Mar 3, 2011 at 3:19 PM
Edited Mar 3, 2011 at 4:20 PM
Ok so you have 2 questions there, the easy one 1st
I did decide to not register with the Mediator for every ViewModel instance (by using the ViewModelBase class) in Cinch V2. But that is easy to do you just need to Mediator.Instance.Register(this); anywhere you want to use the Mediator, and Mediator.Instance.Unregister(this)
when you want to unregister.
Problem is with MVVM is there is no one way. Some people like to expose a current Model (I used to do that too), others expose all the properties needed from the model, and just have the ViewModel expose these properties. If you go down the current model
within a Cinch ViewModel you will have to do the validation of the model yourself, and you will need to make sure you EF model objects implement IDataErrorInfo and you will have to do ALL the validation yourself, Cinch will not help you there.

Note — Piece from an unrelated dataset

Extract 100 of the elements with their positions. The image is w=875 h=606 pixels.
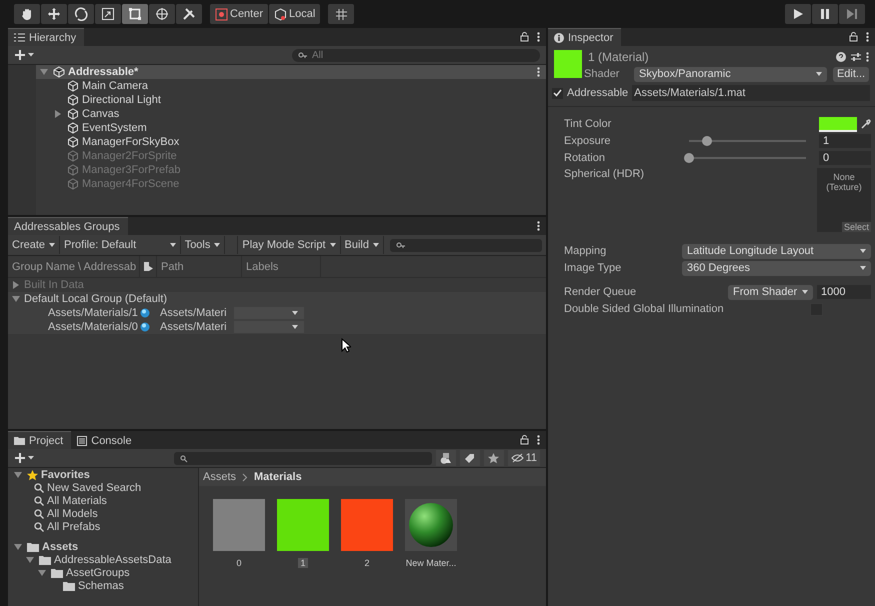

Or what you could do is have a Cinch ViewModel expose the properties required off the model, and either write/get straight through to the backing EF model, or only propagate the changes back to the EF model at certain points, such as get data from
EF model on ViewModel load, and only put data back on Valid and Saving or something like that. You could do this with some sort of mapper.
I think I would tend to go for the approach where you have only the properties exposes in the ViewModel that you need from the Model, and you get/set directly to the Model, and that way you can use the standard Cinch validation methods, you would of course
also have to ensure you do not save your model if the ViewModel is invalid.
To be honest there are so many ways of doing this its not even funny, its all down to personal preference at the end of the day, Cinch is a MVVM framework, so the emphasis is on the ViewModel, and not so much the Model, but you can do anything you like really,
it really is down to you.
There was a message here : http://cinch.codeplex.com/discussions/246989 where that chap wanted to use NHibernate validation and feed those broken rules back into a Cinch ViewModel, that
would also work.
Also one thing, EF objects are really server side objects where you would want to persist them using the Entities DataContext, I would tend to transfer POCO objects to the Client (WPF) say using WCF, and then back to the server as POCO, and convert those
back into Entity classes, and Attach them to context and save them to DB.
Like I say a million ways to skin a cat really.
One last thing, the Cinch.DataWrapper<T> is really only intended to wrap primitives such as string, int, double etc etc, not complex objects. It was really just so I could have a single object which held a value and a IsEnabled for the field where
I showed the value to save me time creating loads of ViewModel properties for IsEnabled.